Geologist Adrian VanRythoven (right) discussing the focus of the Bull Hill area of the Bearlodge with senior geologist Richard Larsen of Rare Element Resources. Larsen stated, “We will develop a reliable domestic rare element source and will always be compliant with mining and environmental laws. We will be good neighbors.” (Curt Moberg photo)

Wyoming to step up the search for new potential sources


By Sarah Pridgeon

As the United States, in collaboration with the European Union and Japan, challenge the World Trade Organization against export restrictions on rare earth minerals from China, the Wyoming Geological Survey prepares to scope the state in the search for more deposits at home.

President Obama announced last week that the challenge is intended to force China to lift export limits on rare earth minerals, of which it at present produces 97 percent of the world’s total.

“We want our companies building those products right here in America,” said Obama in a statement at the White House. “But, to do that, American manufacturers need to have access to rare earth materials, which China supplies.”

According to Obama, Chinese policies are preventing the market from working on its own, which goes against the rules that China agreed to follow.

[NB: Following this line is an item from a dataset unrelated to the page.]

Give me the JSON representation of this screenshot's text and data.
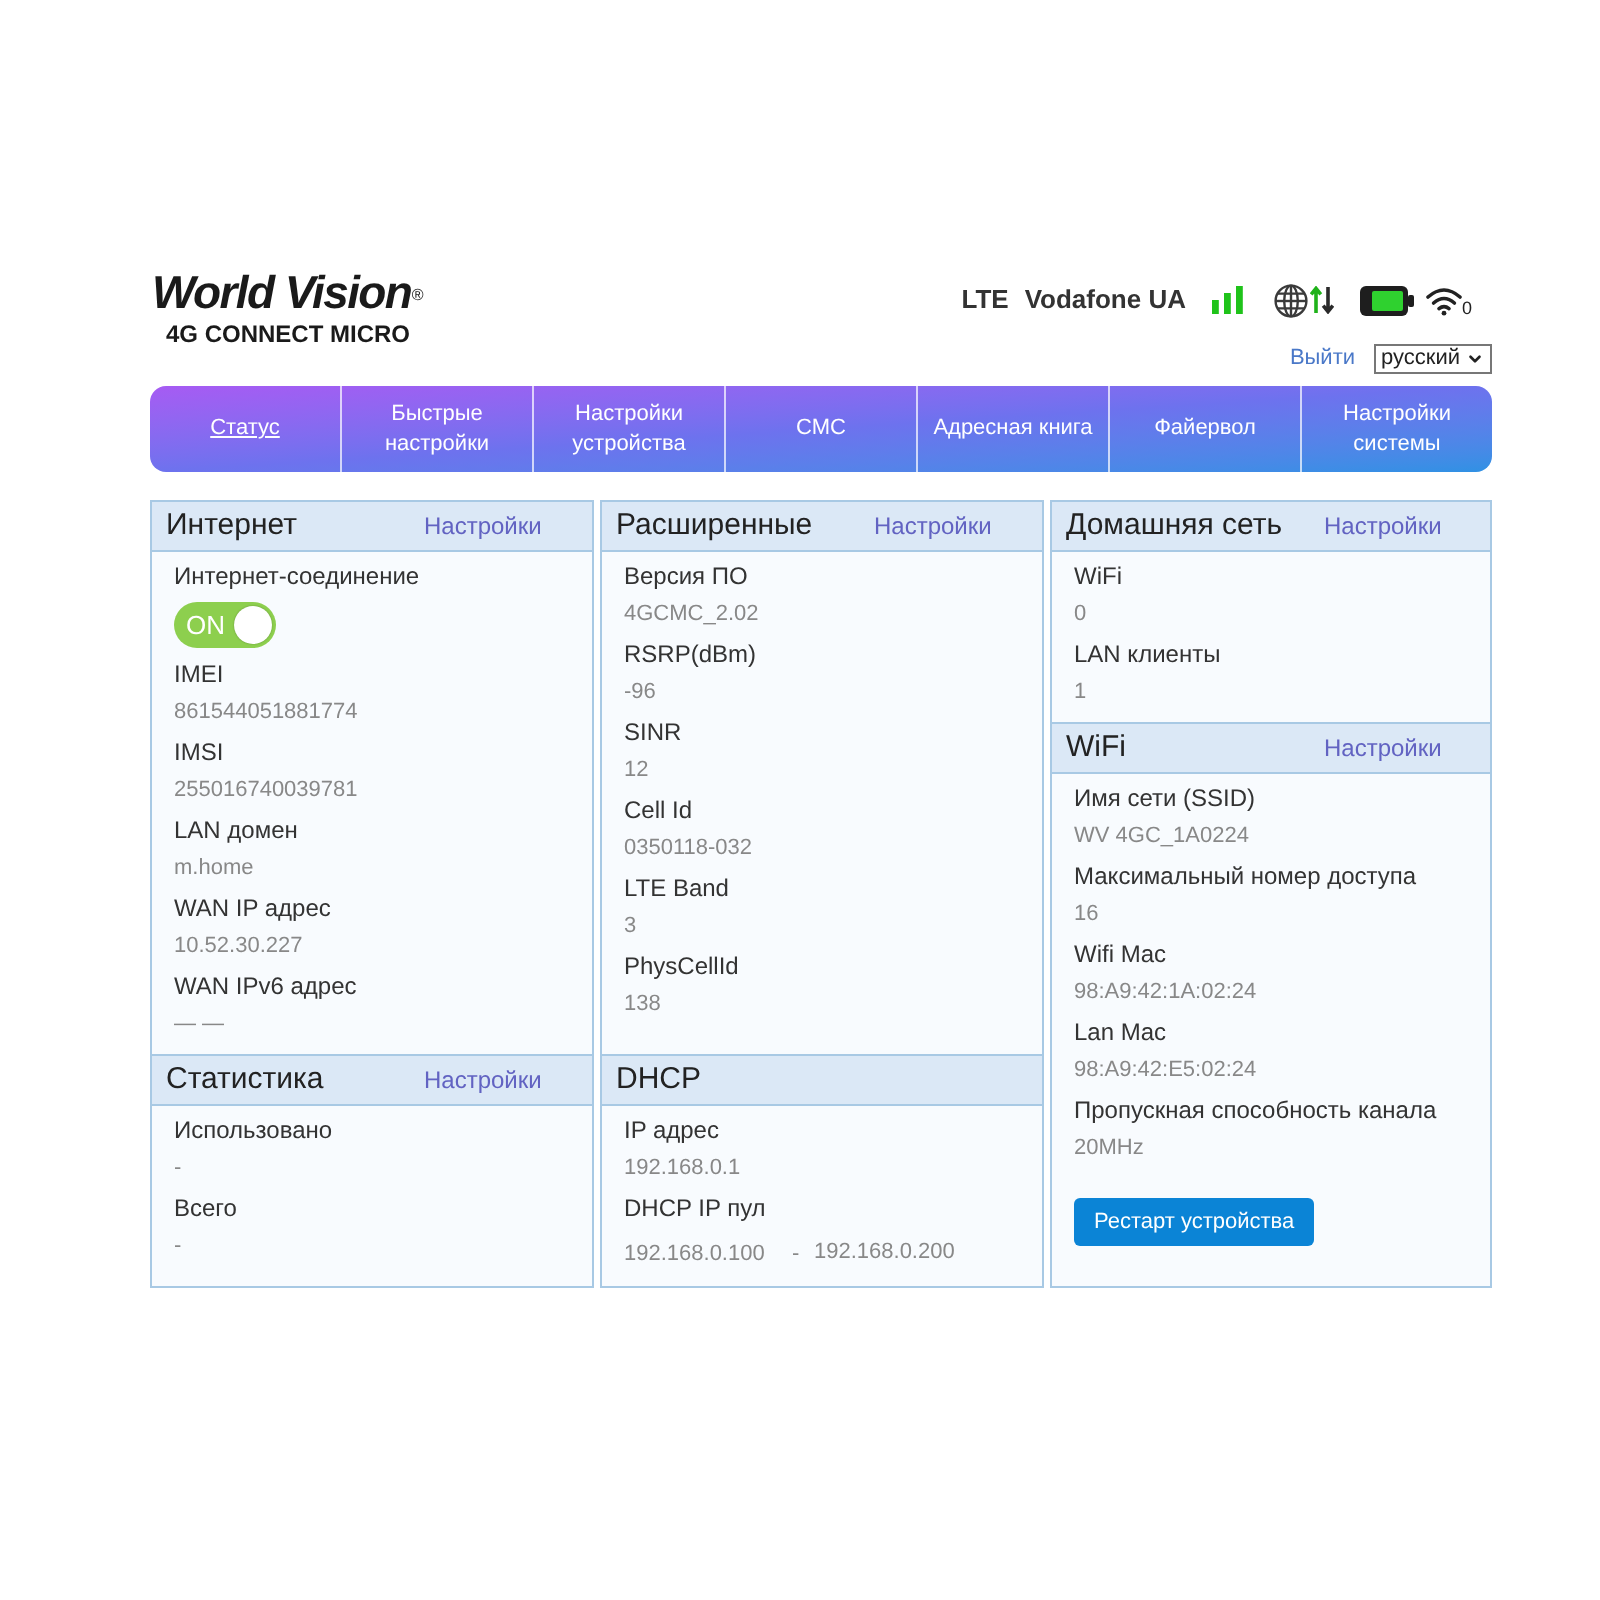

The issue, said White House Press Secretary Jay Carney, is about uniform rules for all, a consideration with particular importance as China continues to increase its standing as an economic power.

According to the European Union, China has been gradually reducing the quota of rare earth materials available for export, while simultaneously increasing export taxes. China will have ten days to respond and will be obligated to hold talks with the other parties within two months.

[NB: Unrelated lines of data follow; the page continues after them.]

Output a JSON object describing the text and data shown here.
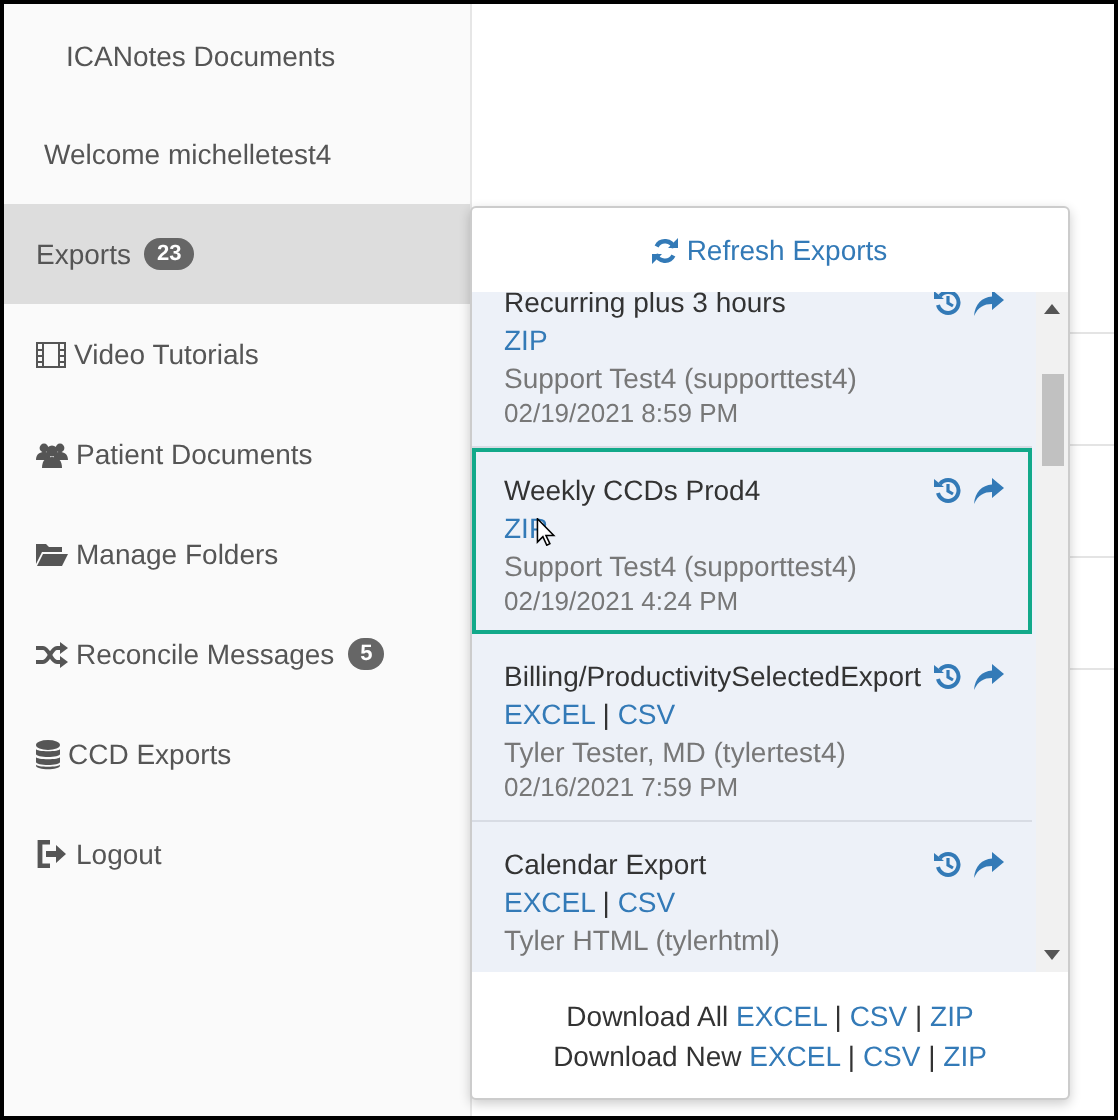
{
  "sidebar": {
    "title": "ICANotes Documents",
    "welcome": "Welcome michelletest4",
    "items": [
      {
        "label": "Exports",
        "badge": "23",
        "selected": true
      },
      {
        "label": "Video Tutorials",
        "selected": false
      },
      {
        "label": "Patient Documents",
        "selected": false
      },
      {
        "label": "Manage Folders",
        "selected": false
      },
      {
        "label": "Reconcile Messages",
        "badge": "5",
        "selected": false
      },
      {
        "label": "CCD Exports",
        "selected": false
      },
      {
        "label": "Logout",
        "selected": false
      }
    ]
  },
  "exports_popup": {
    "refresh": "Refresh Exports",
    "separator": "|",
    "rows": [
      {
        "title": "Recurring plus 3 hours",
        "links": [
          "ZIP"
        ],
        "author": "Support Test4 (supporttest4)",
        "date": "02/19/2021 8:59 PM",
        "selected": false
      },
      {
        "title": "Weekly CCDs Prod4",
        "links": [
          "ZIP"
        ],
        "author": "Support Test4 (supporttest4)",
        "date": "02/19/2021 4:24 PM",
        "selected": true
      },
      {
        "title": "Billing/ProductivitySelectedExport",
        "links": [
          "EXCEL",
          "CSV"
        ],
        "author": "Tyler Tester, MD (tylertest4)",
        "date": "02/16/2021 7:59 PM",
        "selected": false
      },
      {
        "title": "Calendar Export",
        "links": [
          "EXCEL",
          "CSV"
        ],
        "author": "Tyler HTML (tylerhtml)",
        "selected": false
      }
    ],
    "downloads": [
      {
        "label": "Download All",
        "links": [
          "EXCEL",
          "CSV",
          "ZIP"
        ]
      },
      {
        "label": "Download New",
        "links": [
          "EXCEL",
          "CSV",
          "ZIP"
        ]
      }
    ]
  }
}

A bill passed during Wyoming’s recent legislative session will meanwhile provide funding for the Wyoming Geological Survey to follow up on surveys taken half a century ago, seeking more deposits of rare earth elements within the state. Various instances of rare earths were noted during these surveys, but the minerals were not considered significant at the time.

An appropriation budget of $200,000 per year will now be available to the Geological Survey in the hunt for rare earths. The search will focus on following up these older leads and making any resulting discoveries publicly available, allowing private companies to continue investigations at potential new sites.